Le problème qui peut se poser est de savoir si l’œil est resté en dedans parce qu’il n’y a pas eu de récupération de la paralysie oculomotrice ou bien si l’œil reste dans sa position bloquée en adduction parce qu’il s’est développé une contracture sévère du droit médial qui empêche tout mouvement malgré une éventuelle récupération de la paralysie du VI.

 

Le choix du protocole se fera donc au moment de l’opération par l’examen des yeux sous anesthésie générale et par les tests de duction forcée sous anesthésie générale.

 

=>Si les tests de duction forcée sont normaux et l’élongation musculaire du droit médial normale, il n’y a donc pas de rétraction du droit médial, il y a donc absence totale de récupération du VI. Dans ce cas, la technique chirurgicale repose sur une chirurgie de suppléance type Hummelsheim-Kauffman de première intention. Le principe de l’intervention de suppléance repose sur un effet passif et un effet actif lors du mouvement :

-passivement, le  haubanage réalisé permet de recentrer l’œil en position primaire.

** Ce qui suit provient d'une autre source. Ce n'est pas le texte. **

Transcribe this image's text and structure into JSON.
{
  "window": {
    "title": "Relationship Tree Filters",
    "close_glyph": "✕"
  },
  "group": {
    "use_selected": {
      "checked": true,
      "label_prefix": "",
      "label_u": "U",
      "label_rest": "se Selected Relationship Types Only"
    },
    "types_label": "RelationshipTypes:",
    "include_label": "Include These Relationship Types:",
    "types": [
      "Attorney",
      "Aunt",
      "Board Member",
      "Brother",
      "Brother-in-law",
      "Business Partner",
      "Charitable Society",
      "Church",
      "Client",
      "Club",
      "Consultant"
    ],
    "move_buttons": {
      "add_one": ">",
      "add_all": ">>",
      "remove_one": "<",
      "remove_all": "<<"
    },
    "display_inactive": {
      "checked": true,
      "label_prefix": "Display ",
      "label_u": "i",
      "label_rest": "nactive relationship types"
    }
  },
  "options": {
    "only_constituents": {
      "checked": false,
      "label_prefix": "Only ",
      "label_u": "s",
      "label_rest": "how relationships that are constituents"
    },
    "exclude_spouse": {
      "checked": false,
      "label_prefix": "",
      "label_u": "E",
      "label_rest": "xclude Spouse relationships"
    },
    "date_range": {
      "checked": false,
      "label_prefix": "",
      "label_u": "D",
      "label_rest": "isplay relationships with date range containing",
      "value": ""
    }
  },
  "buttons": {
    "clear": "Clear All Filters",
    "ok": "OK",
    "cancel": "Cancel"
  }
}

-la modification de la ligne d’action des parties transposées des 2 droits verticaux permet de donner à ces muscles une action abductrice, et de suppléer une abduction défaillante

 

On peut compléter cette chirurgie de suppléance par une injection de toxine botulique dans le Droit médial homolatéral afin de libérer l’adduction et permettre à la transposition d’être plus efficace.

 

 

Le patient aura été prévenu qu’il n’y aura certainement pas de récupération complète d’une abduction.

 

 

=>Si, au contraire, les tests de duction forcée sous anesthésie générale sont positifs, c’est à dire si les ductions passives sont réduites, on est donc devant une contracture du droit médial. Plus cette contracture sera importante, plus l’œil sera bloqué en dedans. Dans ces cas-là, on procèdera à une chirurgie classique avec un grand recul du droit médial rétracté associé à une résection du droit latéral.

 

Ce n’est que dans un deuxième temps, si malheureusement il n’y a pas eu de récupération de l’innervation du droit latéral, que l’on procèdera à une chirurgie de suppléance. 

 

 

TECHNIQUE DE LA CHIRURGIE DE HUMMELSHEIM-KAUFFMAN :

 

            Je ne décris pas les différentes variantes de chirurgie de suppléance proposées pour ne décrire que la technique que j’adopte personnellement et qui donne toute satisfaction.

 

Après une ouverture de la conjonctive au limbe en supérieur, en latéral et en inférieur, les trois muscles droits supérieurs, latéral et inférieur sont disséqués. Le droit supérieur est chargé sur un crochet, un fil de Vicryl® 5/0 est passé au niveau de l’insertion du droit supérieur à sa partie latérale et on procède à une ténotomie de la moitié latérale du droit supérieur. Ensuite, le muscle est fendu longitudinalement sur 10 à 12 mm en prenant bien soin de ne pas fendre l’oblique supérieur situé juste dessous et dont la gaine est souvent adhérente à la gaine du droit supérieur.

 

            Cette bandelette du droit supérieur est ensuite glissée sous le droit latéral qui était préalablement disséqué et la bandelette est fixée au bord inférieur du droit latéral, juste derrière l’insertion.

 

On procède de la même manière avec une bandelette du droit inférieur sachant que la bandelette du droit inférieur fera rarement plus de 1O mm de longueur compte-tenu de la présence du ligament d’arrêt de Lockwood.

 

            La bandelette du droit inférieur est glissée sous le droit latéral et est suturée au bord supérieur du droit latéral, juste derrière l’insertion du muscle.